After the success of the GB gymnastics team at the 2012 Olympics, youth participation in the sport is at an all-time high. Kids all over the country are joining their local gyms and dreaming of Olympic glory, but what does it take to succeed as a gymnast?
Firstly it should be noted that gymnastics is an incredibly technical sport and requires many hours of practice to even develop the basics. It’s therefore not uncommon for children younger than 12 to train in excess of 25 hours a week. And although this has pushed up the standard of British Gymnastics phenomenally quickly, sadly this is often at the expense of the gymnasts’ education. Unlike many sports which are entwined with the national curriculum there is little space for gymnastics in schools. Training is done at private clubs and often there is a decision to be made on whether to pursue an education or a career in gymnastics.
For this reason there is much scepticism by parents when it comes to enrolling their children in elite gymnastics. For a minority the sport pays dividends, but what happens if you never make that Olympic team or win that Olympic medal after committing your life to the sport? Is there a way to combine education and gymnastics?
The answer is Loughborough Students Gymnastics club.
At the recent 2014 British Championships, 10 male and female gymnasts represented the University and we had the largest male representation from any club in the country. The team had a great weekend and after the first subdivision a Loughborough Gymnast led on every piece of male apparatus.

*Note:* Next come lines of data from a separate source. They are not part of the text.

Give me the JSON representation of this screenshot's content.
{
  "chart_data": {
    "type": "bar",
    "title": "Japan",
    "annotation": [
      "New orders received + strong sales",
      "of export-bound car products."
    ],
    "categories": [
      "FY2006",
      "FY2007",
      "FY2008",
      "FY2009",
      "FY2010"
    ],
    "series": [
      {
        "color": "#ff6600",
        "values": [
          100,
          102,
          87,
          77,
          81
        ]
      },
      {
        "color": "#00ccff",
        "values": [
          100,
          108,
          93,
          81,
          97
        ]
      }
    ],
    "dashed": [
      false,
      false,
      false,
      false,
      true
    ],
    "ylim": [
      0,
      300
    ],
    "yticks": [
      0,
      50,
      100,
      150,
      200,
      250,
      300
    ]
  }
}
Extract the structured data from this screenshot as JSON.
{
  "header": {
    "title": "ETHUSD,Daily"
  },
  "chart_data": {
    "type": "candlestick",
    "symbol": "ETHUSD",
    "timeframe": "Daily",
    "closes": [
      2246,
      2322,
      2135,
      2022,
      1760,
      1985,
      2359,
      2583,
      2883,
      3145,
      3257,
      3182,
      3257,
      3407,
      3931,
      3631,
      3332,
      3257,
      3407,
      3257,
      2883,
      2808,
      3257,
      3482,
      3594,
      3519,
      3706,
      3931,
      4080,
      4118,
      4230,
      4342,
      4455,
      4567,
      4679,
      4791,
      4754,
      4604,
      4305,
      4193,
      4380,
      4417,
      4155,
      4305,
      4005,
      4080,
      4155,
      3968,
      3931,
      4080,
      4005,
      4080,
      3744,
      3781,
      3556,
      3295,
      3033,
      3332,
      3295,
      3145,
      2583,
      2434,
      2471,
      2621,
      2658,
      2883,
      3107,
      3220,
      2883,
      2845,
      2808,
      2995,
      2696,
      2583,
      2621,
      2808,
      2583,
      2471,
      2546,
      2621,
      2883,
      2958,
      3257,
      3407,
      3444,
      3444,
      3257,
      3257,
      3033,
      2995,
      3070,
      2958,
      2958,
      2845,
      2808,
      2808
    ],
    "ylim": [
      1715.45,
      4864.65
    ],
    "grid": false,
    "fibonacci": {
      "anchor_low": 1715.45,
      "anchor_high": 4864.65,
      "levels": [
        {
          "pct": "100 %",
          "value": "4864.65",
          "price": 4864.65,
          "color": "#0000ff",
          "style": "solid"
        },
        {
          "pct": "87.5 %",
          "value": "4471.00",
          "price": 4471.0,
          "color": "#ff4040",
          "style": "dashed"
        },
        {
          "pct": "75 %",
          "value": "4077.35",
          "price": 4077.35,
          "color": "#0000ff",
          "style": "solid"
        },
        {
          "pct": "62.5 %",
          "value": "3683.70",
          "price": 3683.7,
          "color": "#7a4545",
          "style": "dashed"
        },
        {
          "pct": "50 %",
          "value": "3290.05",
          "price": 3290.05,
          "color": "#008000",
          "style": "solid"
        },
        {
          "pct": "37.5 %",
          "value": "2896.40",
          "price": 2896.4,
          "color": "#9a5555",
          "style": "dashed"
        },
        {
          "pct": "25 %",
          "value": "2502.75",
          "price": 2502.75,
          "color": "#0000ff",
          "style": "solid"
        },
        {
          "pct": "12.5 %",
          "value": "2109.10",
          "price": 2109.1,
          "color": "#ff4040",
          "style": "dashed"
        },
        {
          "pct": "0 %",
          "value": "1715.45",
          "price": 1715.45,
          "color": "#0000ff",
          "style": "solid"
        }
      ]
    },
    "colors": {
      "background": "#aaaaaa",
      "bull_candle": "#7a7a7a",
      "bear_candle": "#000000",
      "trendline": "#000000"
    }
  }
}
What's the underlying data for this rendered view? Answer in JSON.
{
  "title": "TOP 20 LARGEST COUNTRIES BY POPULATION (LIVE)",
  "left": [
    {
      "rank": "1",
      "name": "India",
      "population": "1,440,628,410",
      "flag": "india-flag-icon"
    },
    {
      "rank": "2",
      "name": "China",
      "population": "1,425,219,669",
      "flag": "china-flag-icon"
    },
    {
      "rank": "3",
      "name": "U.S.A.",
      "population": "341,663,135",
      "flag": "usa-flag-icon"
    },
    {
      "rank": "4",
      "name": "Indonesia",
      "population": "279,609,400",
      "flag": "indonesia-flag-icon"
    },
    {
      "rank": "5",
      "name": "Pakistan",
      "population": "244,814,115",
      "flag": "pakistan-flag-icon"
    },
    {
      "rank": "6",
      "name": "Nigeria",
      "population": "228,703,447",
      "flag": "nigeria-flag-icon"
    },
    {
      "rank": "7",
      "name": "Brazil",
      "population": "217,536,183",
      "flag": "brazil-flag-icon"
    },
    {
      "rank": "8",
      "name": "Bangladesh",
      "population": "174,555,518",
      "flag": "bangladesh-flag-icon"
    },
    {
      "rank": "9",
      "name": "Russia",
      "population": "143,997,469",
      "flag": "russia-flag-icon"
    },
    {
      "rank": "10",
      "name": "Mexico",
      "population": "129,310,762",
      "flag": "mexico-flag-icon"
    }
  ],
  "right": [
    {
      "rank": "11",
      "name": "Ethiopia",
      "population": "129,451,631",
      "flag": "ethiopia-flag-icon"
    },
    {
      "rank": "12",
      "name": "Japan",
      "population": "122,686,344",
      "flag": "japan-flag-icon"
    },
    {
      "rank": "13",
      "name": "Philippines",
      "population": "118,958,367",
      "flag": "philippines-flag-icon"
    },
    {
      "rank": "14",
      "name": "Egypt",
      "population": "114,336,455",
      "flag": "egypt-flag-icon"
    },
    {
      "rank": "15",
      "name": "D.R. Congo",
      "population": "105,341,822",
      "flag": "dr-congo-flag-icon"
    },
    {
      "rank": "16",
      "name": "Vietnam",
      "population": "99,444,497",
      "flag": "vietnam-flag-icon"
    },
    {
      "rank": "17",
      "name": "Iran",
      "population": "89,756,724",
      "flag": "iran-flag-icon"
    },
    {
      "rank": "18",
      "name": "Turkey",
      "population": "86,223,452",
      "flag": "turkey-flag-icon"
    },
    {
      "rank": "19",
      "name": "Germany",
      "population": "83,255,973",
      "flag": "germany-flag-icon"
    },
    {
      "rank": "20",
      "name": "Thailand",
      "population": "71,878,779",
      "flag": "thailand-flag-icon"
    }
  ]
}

Following the All-Around competition, an unprecedented 4 Loughborough gymnasts placed in the top 20 with Chris O’Connor 10th, Will Trood 12th, Robert Payne 16th and Harry Owen 18th. In the Master’s finals the following day Chris placed 8th on floor and Harry Carter 5th on Vault.
A few weeks after the competition the club received an email from the mother of a young gymnast who also competed that weekend. She commented on how we ‘inspired and impressed her son’ with ‘our ability and team spirit.’ She also mentioned how her son, currently 12 years old, is now adamant he wants to attend the University and compete for the gymnastics team.
The club is extremely proud of this, and hope that we continue to enact the London 2012 legacy and inspire a generation.